电话那头再次陷入了短暂的沉默。这沉默比直接的质问更让林微感到煎熬,仿佛能听到自己血液流动的汩汩声。
“嗯。”几秒后,顾夜宸淡淡地应了一声,语气听不出喜怒,“出来吧。”
没有追问。
林微几乎要虚脱般地松一口气,但悬着的心却并未完全落下。他这反应,是信了?还是根本不在意细节?
她不敢多想,连忙应道:“好,我马上出来。”
挂断电话,她几乎是跑着冲出了教学楼,仿佛身后有恶鬼追赶。直到坐上那辆熟悉的黑色慕尚,看着车窗外的校园景色开始倒退,她才感觉那扼住喉咙的紧迫感稍微缓解了一些。
陈默透过后视镜看了她一眼,依旧是那副公事公办的表情。
林微靠在椅背上,闭上眼,疲惫感如同潮水般涌来。隐瞒的种子已经种下,而她不知道,这颗种子会在何时,以何种方式,破土而出,带来怎样的风暴。

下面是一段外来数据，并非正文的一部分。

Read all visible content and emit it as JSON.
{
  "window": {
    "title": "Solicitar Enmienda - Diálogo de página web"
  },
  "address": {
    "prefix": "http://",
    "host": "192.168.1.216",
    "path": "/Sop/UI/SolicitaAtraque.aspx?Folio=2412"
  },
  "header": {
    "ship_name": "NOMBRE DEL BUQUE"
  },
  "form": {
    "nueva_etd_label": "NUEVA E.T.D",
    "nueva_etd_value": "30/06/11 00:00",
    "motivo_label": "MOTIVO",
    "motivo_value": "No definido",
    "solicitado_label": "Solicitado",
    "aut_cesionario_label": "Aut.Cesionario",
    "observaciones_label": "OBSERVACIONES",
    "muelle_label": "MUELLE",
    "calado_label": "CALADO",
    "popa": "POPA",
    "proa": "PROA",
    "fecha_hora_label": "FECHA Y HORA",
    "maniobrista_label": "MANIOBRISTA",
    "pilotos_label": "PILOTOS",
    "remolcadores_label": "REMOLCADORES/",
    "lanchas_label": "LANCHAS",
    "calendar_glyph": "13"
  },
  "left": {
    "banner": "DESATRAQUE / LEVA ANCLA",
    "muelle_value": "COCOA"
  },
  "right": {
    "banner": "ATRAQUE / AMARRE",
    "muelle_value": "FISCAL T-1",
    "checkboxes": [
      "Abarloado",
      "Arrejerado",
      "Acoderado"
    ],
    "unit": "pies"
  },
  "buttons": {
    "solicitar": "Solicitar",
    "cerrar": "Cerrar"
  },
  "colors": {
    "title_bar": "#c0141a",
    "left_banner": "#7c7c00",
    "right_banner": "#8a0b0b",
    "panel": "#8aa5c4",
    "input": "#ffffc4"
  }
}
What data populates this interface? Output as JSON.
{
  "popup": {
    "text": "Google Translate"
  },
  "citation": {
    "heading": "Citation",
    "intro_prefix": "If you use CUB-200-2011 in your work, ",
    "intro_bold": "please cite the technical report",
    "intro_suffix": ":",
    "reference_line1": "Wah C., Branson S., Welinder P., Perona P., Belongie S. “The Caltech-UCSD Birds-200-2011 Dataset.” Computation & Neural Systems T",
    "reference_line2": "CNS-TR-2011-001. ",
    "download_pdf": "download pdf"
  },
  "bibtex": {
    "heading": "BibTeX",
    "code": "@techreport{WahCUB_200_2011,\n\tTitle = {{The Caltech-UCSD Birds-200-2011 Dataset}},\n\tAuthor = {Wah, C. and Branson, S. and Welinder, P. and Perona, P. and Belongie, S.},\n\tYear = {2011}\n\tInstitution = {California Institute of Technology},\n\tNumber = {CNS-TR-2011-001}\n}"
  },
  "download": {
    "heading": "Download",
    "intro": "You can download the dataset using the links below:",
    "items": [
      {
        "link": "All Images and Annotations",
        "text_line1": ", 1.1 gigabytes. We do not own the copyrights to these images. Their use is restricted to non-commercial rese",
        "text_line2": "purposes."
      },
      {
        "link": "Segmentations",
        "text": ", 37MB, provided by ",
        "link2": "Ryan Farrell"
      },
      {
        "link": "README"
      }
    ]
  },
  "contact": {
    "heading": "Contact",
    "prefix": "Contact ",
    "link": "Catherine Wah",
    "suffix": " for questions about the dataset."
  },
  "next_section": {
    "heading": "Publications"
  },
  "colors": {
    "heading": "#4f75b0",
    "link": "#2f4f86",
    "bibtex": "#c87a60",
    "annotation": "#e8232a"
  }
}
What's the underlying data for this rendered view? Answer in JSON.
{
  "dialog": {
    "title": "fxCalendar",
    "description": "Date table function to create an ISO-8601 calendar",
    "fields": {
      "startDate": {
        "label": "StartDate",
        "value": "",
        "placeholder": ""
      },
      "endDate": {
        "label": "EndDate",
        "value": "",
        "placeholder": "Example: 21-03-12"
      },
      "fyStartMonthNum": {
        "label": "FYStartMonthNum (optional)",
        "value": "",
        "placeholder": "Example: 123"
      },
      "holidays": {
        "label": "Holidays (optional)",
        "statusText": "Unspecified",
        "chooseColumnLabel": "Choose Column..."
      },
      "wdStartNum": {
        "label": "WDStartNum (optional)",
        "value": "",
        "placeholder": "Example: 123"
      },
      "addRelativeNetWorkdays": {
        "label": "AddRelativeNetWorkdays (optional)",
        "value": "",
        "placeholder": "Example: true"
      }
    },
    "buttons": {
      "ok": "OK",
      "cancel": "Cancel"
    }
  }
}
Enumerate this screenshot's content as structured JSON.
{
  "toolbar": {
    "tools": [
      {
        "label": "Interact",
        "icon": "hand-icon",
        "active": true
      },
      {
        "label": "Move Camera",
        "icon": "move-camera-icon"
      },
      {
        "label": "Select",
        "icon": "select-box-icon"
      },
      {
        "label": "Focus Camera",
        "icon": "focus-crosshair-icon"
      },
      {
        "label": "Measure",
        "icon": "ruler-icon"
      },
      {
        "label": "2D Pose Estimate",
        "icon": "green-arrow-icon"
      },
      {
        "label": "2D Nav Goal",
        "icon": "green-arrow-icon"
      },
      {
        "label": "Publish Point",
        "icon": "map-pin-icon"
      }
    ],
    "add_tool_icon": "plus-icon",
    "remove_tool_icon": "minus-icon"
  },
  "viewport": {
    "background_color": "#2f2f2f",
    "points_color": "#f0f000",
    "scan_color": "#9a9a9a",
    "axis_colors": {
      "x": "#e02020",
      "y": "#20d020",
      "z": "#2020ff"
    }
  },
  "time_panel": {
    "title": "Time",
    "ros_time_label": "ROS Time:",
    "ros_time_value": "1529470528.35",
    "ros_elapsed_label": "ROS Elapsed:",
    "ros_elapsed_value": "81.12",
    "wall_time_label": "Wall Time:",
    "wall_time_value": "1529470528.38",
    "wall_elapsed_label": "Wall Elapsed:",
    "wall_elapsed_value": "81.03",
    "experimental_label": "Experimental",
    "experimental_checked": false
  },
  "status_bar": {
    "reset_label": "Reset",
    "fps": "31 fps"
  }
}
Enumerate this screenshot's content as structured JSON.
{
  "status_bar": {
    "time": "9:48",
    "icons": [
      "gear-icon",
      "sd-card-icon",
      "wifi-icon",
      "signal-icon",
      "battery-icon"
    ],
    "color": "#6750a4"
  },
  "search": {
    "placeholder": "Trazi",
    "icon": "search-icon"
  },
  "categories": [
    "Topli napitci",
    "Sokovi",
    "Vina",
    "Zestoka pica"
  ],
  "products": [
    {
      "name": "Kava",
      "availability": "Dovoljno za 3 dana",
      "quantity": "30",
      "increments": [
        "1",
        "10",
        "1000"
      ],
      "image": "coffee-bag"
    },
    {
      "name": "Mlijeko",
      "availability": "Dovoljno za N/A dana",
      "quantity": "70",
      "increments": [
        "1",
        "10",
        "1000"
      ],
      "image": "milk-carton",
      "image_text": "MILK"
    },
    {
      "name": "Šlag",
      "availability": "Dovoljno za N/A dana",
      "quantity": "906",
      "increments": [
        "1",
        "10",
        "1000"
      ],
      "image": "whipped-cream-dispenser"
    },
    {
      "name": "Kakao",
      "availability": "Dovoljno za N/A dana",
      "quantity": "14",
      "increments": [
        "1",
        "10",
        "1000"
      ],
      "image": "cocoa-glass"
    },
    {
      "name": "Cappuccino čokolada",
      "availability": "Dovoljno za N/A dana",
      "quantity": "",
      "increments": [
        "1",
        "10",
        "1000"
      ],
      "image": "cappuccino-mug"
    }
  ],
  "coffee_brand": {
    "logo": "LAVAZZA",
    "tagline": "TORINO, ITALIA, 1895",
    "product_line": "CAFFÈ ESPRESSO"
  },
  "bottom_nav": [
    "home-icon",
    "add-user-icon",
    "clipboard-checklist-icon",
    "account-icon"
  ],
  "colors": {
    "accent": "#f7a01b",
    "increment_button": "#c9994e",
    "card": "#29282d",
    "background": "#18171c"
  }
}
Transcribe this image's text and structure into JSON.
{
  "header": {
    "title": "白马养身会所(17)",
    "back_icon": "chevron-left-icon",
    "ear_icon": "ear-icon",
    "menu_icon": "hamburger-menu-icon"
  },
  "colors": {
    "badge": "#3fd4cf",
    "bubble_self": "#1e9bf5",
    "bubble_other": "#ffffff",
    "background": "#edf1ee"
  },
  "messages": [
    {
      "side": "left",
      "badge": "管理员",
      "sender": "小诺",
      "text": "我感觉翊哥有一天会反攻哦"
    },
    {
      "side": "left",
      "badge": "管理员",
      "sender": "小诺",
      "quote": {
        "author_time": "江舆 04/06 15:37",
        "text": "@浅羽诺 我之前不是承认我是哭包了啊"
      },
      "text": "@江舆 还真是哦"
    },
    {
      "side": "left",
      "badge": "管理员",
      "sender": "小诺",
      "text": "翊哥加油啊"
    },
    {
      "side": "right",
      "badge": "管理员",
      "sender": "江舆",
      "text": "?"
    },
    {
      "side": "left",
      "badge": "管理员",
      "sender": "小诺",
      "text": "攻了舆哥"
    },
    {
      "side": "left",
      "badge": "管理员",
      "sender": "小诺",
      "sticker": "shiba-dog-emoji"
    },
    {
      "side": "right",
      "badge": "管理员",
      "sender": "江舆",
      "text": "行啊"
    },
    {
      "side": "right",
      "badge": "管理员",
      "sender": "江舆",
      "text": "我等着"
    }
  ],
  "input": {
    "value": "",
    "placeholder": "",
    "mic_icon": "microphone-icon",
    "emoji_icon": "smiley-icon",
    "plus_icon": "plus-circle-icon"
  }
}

接下来的两天,林微都处于一种高度紧张的状态。她与沈亦白的沟通严格遵循着“线上为主,公共场合为辅”的原则,甚至每次去图书馆或者公共画室讨论,她都会刻意选择人流量最大的时间段和位置,并且尽可能地缩短时间。
沈亦白显然也感受到了她的紧绷,他变得更加沉默寡言,讨论只聚焦于专业问题,没有任何多余的寒暄或关心,仿佛他们真的只是最普通的合作同学。这种刻意的距离感,让林微在松了口气的同时,心底也泛起一丝难以言喻的酸楚。
然而,该来的终究会来。
这天下午,他们约在学校专门用于大型装置讨论的公共工作坊。这里空间开阔,有不少其他小组的同学也在忙碌,人来人往,符合林微所有的“安全”要求。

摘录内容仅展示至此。